Among those who met a range of inclusion criteria (eg, measured 25[OH]D, DBP or genotype, and predominantly European ancestry), we measured 25(OH)D or DBP in 71 793 individuals (38 118 [53·1%] male and 33 675 [46·9%] female); 65 952 had 25(OH)D and 66 797 the DBP measurements.
Significant inverse relationships were found between 25(OH)D and schizophrenia (HR 0·82, 95% CI 0·78–0·86), ASD (HR 0·93, 95% CI 0·90–0·96), and ADHD (HR 0·89, 95% CI 0·86–0·92). A significant inverse relationship was found between DBP and schizophrenia (HR 0·84, 95% CI 0·80–0·88).

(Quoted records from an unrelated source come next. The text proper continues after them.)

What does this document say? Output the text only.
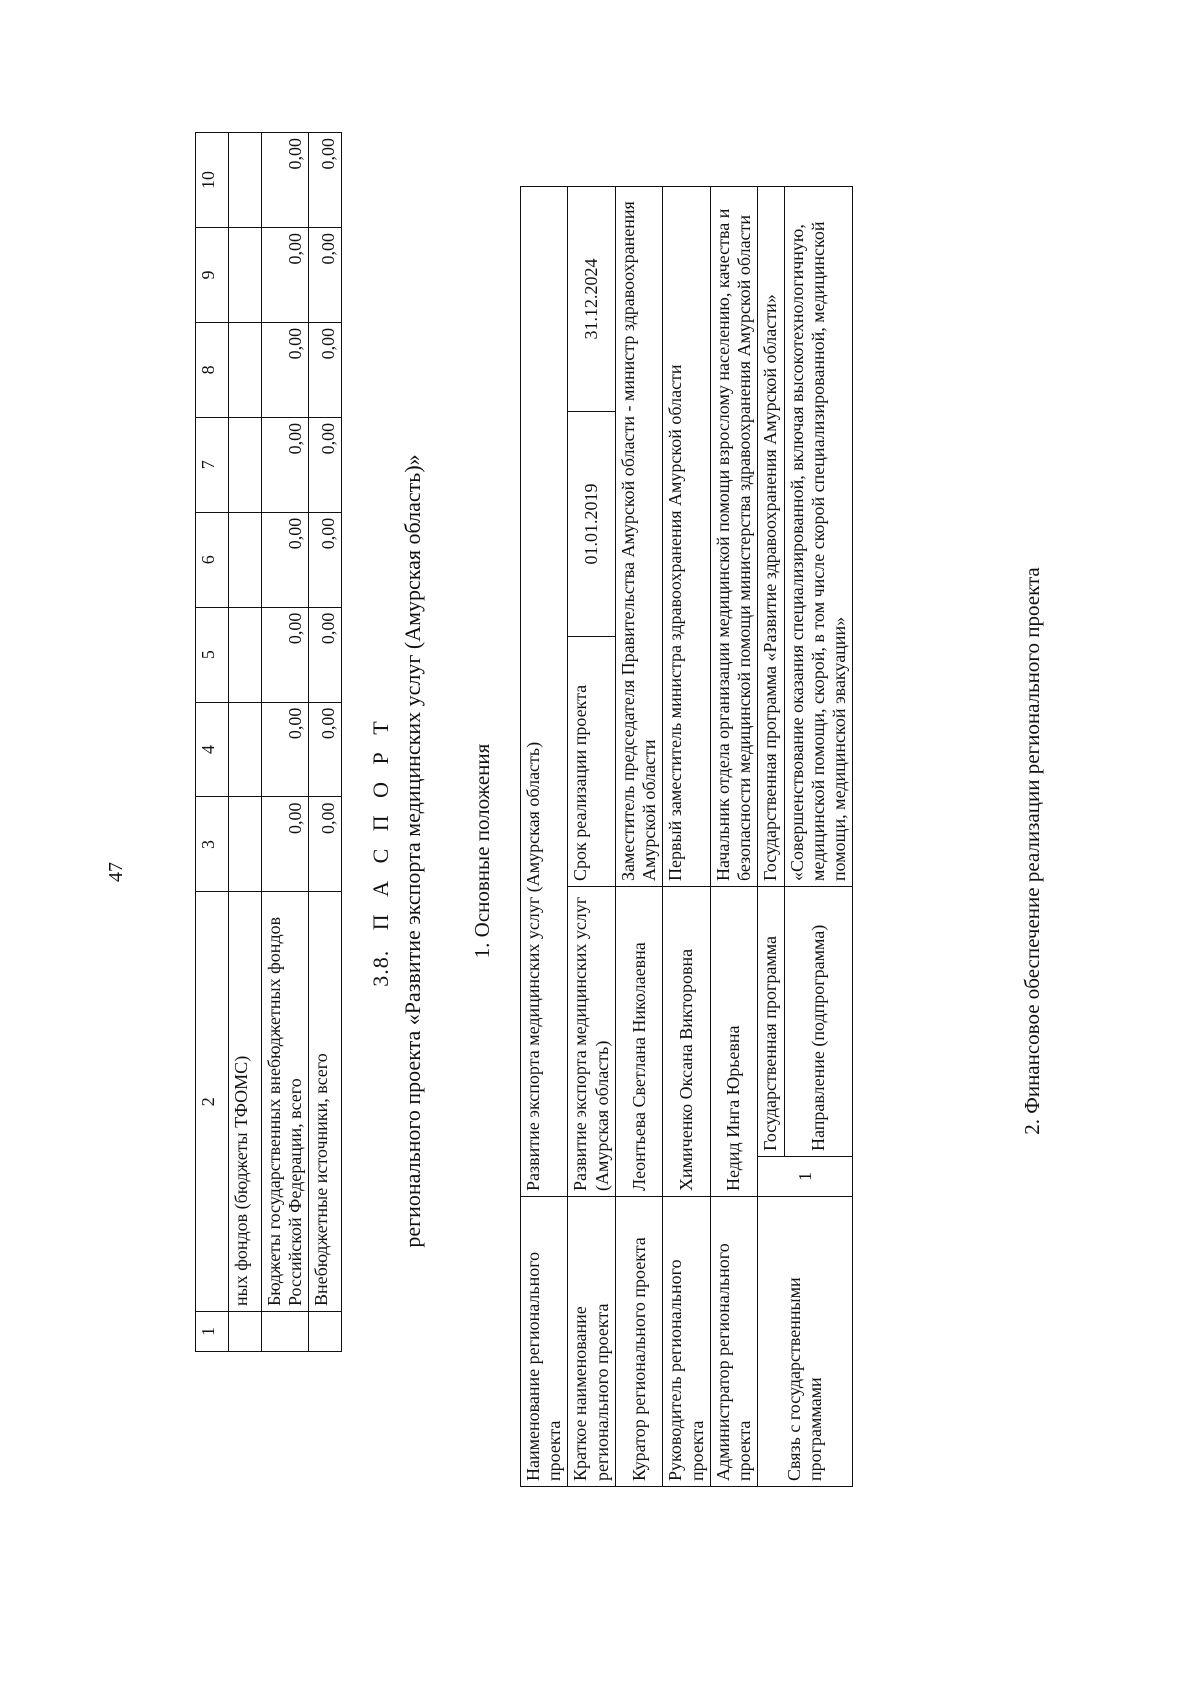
47
1	2	3	4	5	6	7	8	9	10
	ных фондов (бюджеты ТФОМС)								
	Бюджеты государственных внебюджетных фондов Российской Федерации, всего	0,00	0,00	0,00	0,00	0,00	0,00	0,00	0,00
	Внебюджетные источники, всего	0,00	0,00	0,00	0,00	0,00	0,00	0,00	0,00
3.8.   П А С П О Р Т регионального проекта «Развитие экспорта медицинских услуг (Амурская область)» 1. Основные положения
Наименование регионального проекта	Развитие экспорта медицинских услуг (Амурская область)				
Краткое наименование регионального проекта	Развитие экспорта медицинских услуг (Амурская область)		Срок реализации проекта	01.01.2019	31.12.2024
Куратор регионального проекта	Леонтьева Светлана Николаевна		Заместитель председателя Правительства Амурской области - министр здравоохранения Амурской области		
Руководитель регионального проекта	Химиченко Оксана Викторовна		Первый заместитель министра здравоохранения Амурской области		
Администратор регионального проекта	Недид Инга Юрьевна		Начальник отдела организации медицинской помощи взрослому населению, качества и безопасности медицинской помощи министерства здравоохранения Амурской области		
Связь с государственными программами	1	Государственная программа	Государственная программа «Развитие здравоохранения Амурской области»		
		Направление (подпрограмма)	«Совершенствование оказания специализированной, включая высокотехнологичную, медицинской помощи, скорой, в том числе скорой специализированной, медицинской помощи, медицинской эвакуации»			2. Финансовое обеспечение реализации регионального проекта
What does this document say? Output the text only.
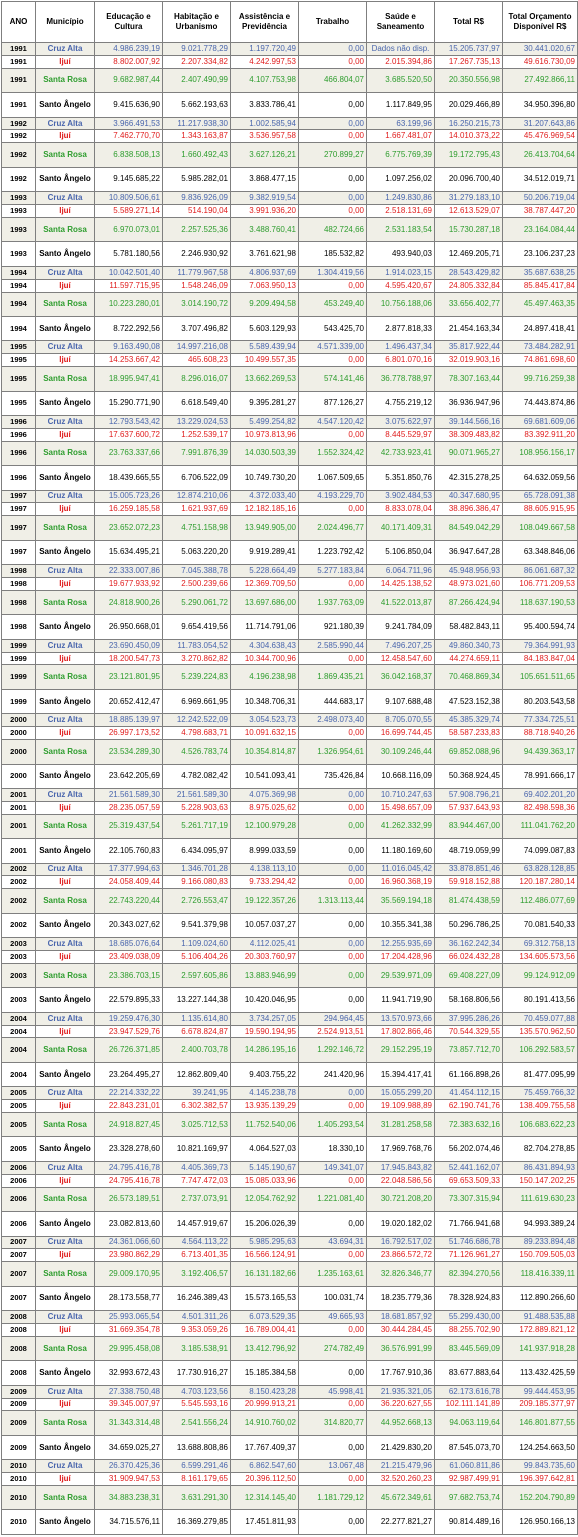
ANO	Município	Educação e Cultura	Habitação e Urbanismo	Assistência e Previdência	Trabalho	Saúde e Saneamento	Total R$	Total Orçamento Disponível R$
1991	Cruz Alta	4.986.239,19	9.021.778,29	1.197.720,49	0,00	Dados não disp.	15.205.737,97	30.441.020,67
1991	Ijuí	8.802.007,92	2.207.334,82	4.242.997,53	0,00	2.015.394,86	17.267.735,13	49.616.730,09
1991	Santa Rosa	9.682.987,44	2.407.490,99	4.107.753,98	466.804,07	3.685.520,50	20.350.556,98	27.492.866,11
1991	Santo Ângelo	9.415.636,90	5.662.193,63	3.833.786,41	0,00	1.117.849,95	20.029.466,89	34.950.396,80
1992	Cruz Alta	3.966.491,53	11.217.938,30	1.002.585,94	0,00	63.199,96	16.250.215,73	31.207.643,86
1992	Ijuí	7.462.770,70	1.343.163,87	3.536.957,58	0,00	1.667.481,07	14.010.373,22	45.476.969,54
1992	Santa Rosa	6.838.508,13	1.660.492,43	3.627.126,21	270.899,27	6.775.769,39	19.172.795,43	26.413.704,64
1992	Santo Ângelo	9.145.685,22	5.985.282,01	3.868.477,15	0,00	1.097.256,02	20.096.700,40	34.512.019,71
1993	Cruz Alta	10.809.506,61	9.836.926,09	9.382.919,54	0,00	1.249.830,86	31.279.183,10	50.206.719,04
1993	Ijuí	5.589.271,14	514.190,04	3.991.936,20	0,00	2.518.131,69	12.613.529,07	38.787.447,20
1993	Santa Rosa	6.970.073,01	2.257.525,36	3.488.760,41	482.724,66	2.531.183,54	15.730.287,18	23.164.084,44
1993	Santo Ângelo	5.781.180,56	2.246.930,92	3.761.621,98	185.532,82	493.940,03	12.469.205,71	23.106.237,23
1994	Cruz Alta	10.042.501,40	11.779.967,58	4.806.937,69	1.304.419,56	1.914.023,15	28.543.429,82	35.687.638,25
1994	Ijuí	11.597.715,95	1.548.246,09	7.063.950,13	0,00	4.595.420,67	24.805.332,84	85.845.417,84
1994	Santa Rosa	10.223.280,01	3.014.190,72	9.209.494,58	453.249,40	10.756.188,06	33.656.402,77	45.497.463,35
1994	Santo Ângelo	8.722.292,56	3.707.496,82	5.603.129,93	543.425,70	2.877.818,33	21.454.163,34	24.897.418,41
1995	Cruz Alta	9.163.490,08	14.997.216,08	5.589.439,94	4.571.339,00	1.496.437,34	35.817.922,44	73.484.282,91
1995	Ijuí	14.253.667,42	465.608,23	10.499.557,35	0,00	6.801.070,16	32.019.903,16	74.861.698,60
1995	Santa Rosa	18.995.947,41	8.296.016,07	13.662.269,53	574.141,46	36.778.788,97	78.307.163,44	99.716.259,38
1995	Santo Ângelo	15.290.771,90	6.618.549,40	9.395.281,27	877.126,27	4.755.219,12	36.936.947,96	74.443.874,86
1996	Cruz Alta	12.793.543,42	13.229.024,53	5.499.254,82	4.547.120,42	3.075.622,97	39.144.566,16	69.681.609,06
1996	Ijuí	17.637.600,72	1.252.539,17	10.973.813,96	0,00	8.445.529,97	38.309.483,82	83.392.911,20
1996	Santa Rosa	23.763.337,66	7.991.876,39	14.030.503,39	1.552.324,42	42.733.923,41	90.071.965,27	108.956.156,17
1996	Santo Ângelo	18.439.665,55	6.706.522,09	10.749.730,20	1.067.509,65	5.351.850,76	42.315.278,25	64.632.059,56
1997	Cruz Alta	15.005.723,26	12.874.210,06	4.372.033,40	4.193.229,70	3.902.484,53	40.347.680,95	65.728.091,38
1997	Ijuí	16.259.185,58	1.621.937,69	12.182.185,16	0,00	8.833.078,04	38.896.386,47	88.605.915,95
1997	Santa Rosa	23.652.072,23	4.751.158,98	13.949.905,00	2.024.496,77	40.171.409,31	84.549.042,29	108.049.667,58
1997	Santo Ângelo	15.634.495,21	5.063.220,20	9.919.289,41	1.223.792,42	5.106.850,04	36.947.647,28	63.348.846,06
1998	Cruz Alta	22.333.007,86	7.045.388,78	5.228.664,49	5.277.183,84	6.064.711,96	45.948.956,93	86.061.687,32
1998	Ijuí	19.677.933,92	2.500.239,66	12.369.709,50	0,00	14.425.138,52	48.973.021,60	106.771.209,53
1998	Santa Rosa	24.818.900,26	5.290.061,72	13.697.686,00	1.937.763,09	41.522.013,87	87.266.424,94	118.637.190,53
1998	Santo Ângelo	26.950.668,01	9.654.419,56	11.714.791,06	921.180,39	9.241.784,09	58.482.843,11	95.400.594,74
1999	Cruz Alta	23.690.450,09	11.783.054,52	4.304.638,43	2.585.990,44	7.496.207,25	49.860.340,73	79.364.991,93
1999	Ijuí	18.200.547,73	3.270.862,82	10.344.700,96	0,00	12.458.547,60	44.274.659,11	84.183.847,04
1999	Santa Rosa	23.121.801,95	5.239.224,83	4.196.238,98	1.869.435,21	36.042.168,37	70.468.869,34	105.651.511,65
1999	Santo Ângelo	20.652.412,47	6.969.661,95	10.348.706,31	444.683,17	9.107.688,48	47.523.152,38	80.203.543,58
2000	Cruz Alta	18.885.139,97	12.242.522,09	3.054.523,73	2.498.073,40	8.705.070,55	45.385.329,74	77.334.725,51
2000	Ijuí	26.997.173,52	4.798.683,71	10.091.632,15	0,00	16.699.744,45	58.587.233,83	88.718.940,26
2000	Santa Rosa	23.534.289,30	4.526.783,74	10.354.814,87	1.326.954,61	30.109.246,44	69.852.088,96	94.439.363,17
2000	Santo Ângelo	23.642.205,69	4.782.082,42	10.541.093,41	735.426,84	10.668.116,09	50.368.924,45	78.991.666,17
2001	Cruz Alta	21.561.589,30	21.561.589,30	4.075.369,98	0,00	10.710.247,63	57.908.796,21	69.402.201,20
2001	Ijuí	28.235.057,59	5.228.903,63	8.975.025,62	0,00	15.498.657,09	57.937.643,93	82.498.598,36
2001	Santa Rosa	25.319.437,54	5.261.717,19	12.100.979,28	0,00	41.262.332,99	83.944.467,00	111.041.762,20
2001	Santo Ângelo	22.105.760,83	6.434.095,97	8.999.033,59	0,00	11.180.169,60	48.719.059,99	74.099.087,83
2002	Cruz Alta	17.377.994,63	1.346.701,28	4.138.113,10	0,00	11.016.045,42	33.878.851,46	63.828.128,85
2002	Ijuí	24.058.409,44	9.166.080,83	9.733.294,42	0,00	16.960.368,19	59.918.152,88	120.187.280,14
2002	Santa Rosa	22.743.220,44	2.726.553,47	19.122.357,26	1.313.113,44	35.569.194,18	81.474.438,59	112.486.077,69
2002	Santo Ângelo	20.343.027,62	9.541.379,98	10.057.037,27	0,00	10.355.341,38	50.296.786,25	70.081.540,33
2003	Cruz Alta	18.685.076,64	1.109.024,60	4.112.025,41	0,00	12.255.935,69	36.162.242,34	69.312.758,13
2003	Ijuí	23.409.038,09	5.106.404,26	20.303.760,97	0,00	17.204.428,96	66.024.432,28	134.605.573,56
2003	Santa Rosa	23.386.703,15	2.597.605,86	13.883.946,99	0,00	29.539.971,09	69.408.227,09	99.124.912,09
2003	Santo Ângelo	22.579.895,33	13.227.144,38	10.420.046,95	0,00	11.941.719,90	58.168.806,56	80.191.413,56
2004	Cruz Alta	19.259.476,30	1.135.614,80	3.734.257,05	294.964,45	13.570.973,66	37.995.286,26	70.459.077,88
2004	Ijuí	23.947.529,76	6.678.824,87	19.590.194,95	2.524.913,51	17.802.866,46	70.544.329,55	135.570.962,50
2004	Santa Rosa	26.726.371,85	2.400.703,78	14.286.195,16	1.292.146,72	29.152.295,19	73.857.712,70	106.292.583,57
2004	Santo Ângelo	23.264.495,27	12.862.809,40	9.403.755,22	241.420,96	15.394.417,41	61.166.898,26	81.477.095,99
2005	Cruz Alta	22.214.332,22	39.241,95	4.145.238,78	0,00	15.055.299,20	41.454.112,15	75.459.766,32
2005	Ijuí	22.843.231,01	6.302.382,57	13.935.139,29	0,00	19.109.988,89	62.190.741,76	138.409.755,58
2005	Santa Rosa	24.918.827,45	3.025.712,53	11.752.540,06	1.405.293,54	31.281.258,58	72.383.632,16	106.683.622,23
2005	Santo Ângelo	23.328.278,60	10.821.169,97	4.064.527,03	18.330,10	17.969.768,76	56.202.074,46	82.704.278,85
2006	Cruz Alta	24.795.416,78	4.405.369,73	5.145.190,67	149.341,07	17.945.843,82	52.441.162,07	86.431.894,93
2006	Ijuí	24.795.416,78	7.747.472,03	15.085.033,96	0,00	22.048.586,56	69.653.509,33	150.147.202,25
2006	Santa Rosa	26.573.189,51	2.737.073,91	12.054.762,92	1.221.081,40	30.721.208,20	73.307.315,94	111.619.630,23
2006	Santo Ângelo	23.082.813,60	14.457.919,67	15.206.026,39	0,00	19.020.182,02	71.766.941,68	94.993.389,24
2007	Cruz Alta	24.361.066,60	4.564.113,22	5.985.295,63	43.694,31	16.792.517,02	51.746.686,78	89.233.894,48
2007	Ijuí	23.980.862,29	6.713.401,35	16.566.124,91	0,00	23.866.572,72	71.126.961,27	150.709.505,03
2007	Santa Rosa	29.009.170,95	3.192.406,57	16.131.182,66	1.235.163,61	32.826.346,77	82.394.270,56	118.416.339,11
2007	Santo Ângelo	28.173.558,77	16.246.389,43	15.573.165,53	100.031,74	18.235.779,36	78.328.924,83	112.890.266,60
2008	Cruz Alta	25.993.065,54	4.501.311,26	6.073.529,35	49.665,93	18.681.857,92	55.299.430,00	91.488.535,88
2008	Ijuí	31.669.354,78	9.353.059,26	16.789.004,41	0,00	30.444.284,45	88.255.702,90	172.889.821,12
2008	Santa Rosa	29.995.458,08	3.185.538,91	13.412.796,92	274.782,49	36.576.991,99	83.445.569,09	141.937.918,28
2008	Santo Ângelo	32.993.672,43	17.730.916,27	15.185.384,58	0,00	17.767.910,36	83.677.883,64	113.432.425,59
2009	Cruz Alta	27.338.750,48	4.703.123,56	8.150.423,28	45.998,41	21.935.321,05	62.173.616,78	99.444.453,95
2009	Ijuí	39.345.007,97	5.545.593,16	20.999.913,21	0,00	36.220.627,55	102.111.141,89	209.185.377,97
2009	Santa Rosa	31.343.314,48	2.541.556,24	14.910.760,02	314.820,77	44.952.668,13	94.063.119,64	146.801.877,55
2009	Santo Ângelo	34.659.025,27	13.688.808,86	17.767.409,37	0,00	21.429.830,20	87.545.073,70	124.254.663,50
2010	Cruz Alta	26.370.425,36	6.599.291,46	6.862.547,60	13.067,48	21.215.479,96	61.060.811,86	99.843.735,60
2010	Ijuí	31.909.947,53	8.161.179,65	20.396.112,50	0,00	32.520.260,23	92.987.499,91	196.397.642,81
2010	Santa Rosa	34.883.238,31	3.631.291,30	12.314.145,40	1.181.729,12	45.672.349,61	97.682.753,74	152.204.790,89
2010	Santo Ângelo	34.715.576,11	16.369.279,85	17.451.811,93	0,00	22.277.821,27	90.814.489,16	126.950.166,13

Based on polygenic risk scores, higher concentrations of 25(OH)D (adjusted for DBP) were significantly associated with a reduced risk of both ASD and schizophrenia. Analyses based on Mendelian randomisation provided support for a causal association between both lower 25(OH)D and DBP concentrations and an increased risk of ADHD.
Interpretation
Convergent evidence finds that neonatal vitamin D status is associated with an altered risk of mental disorders. Our study supports the hypothesis that optimising neonatal vitamin D status might reduce the incidence of a range of neurodevelopmental disorders.
Funding
The Danish National Research Foundation.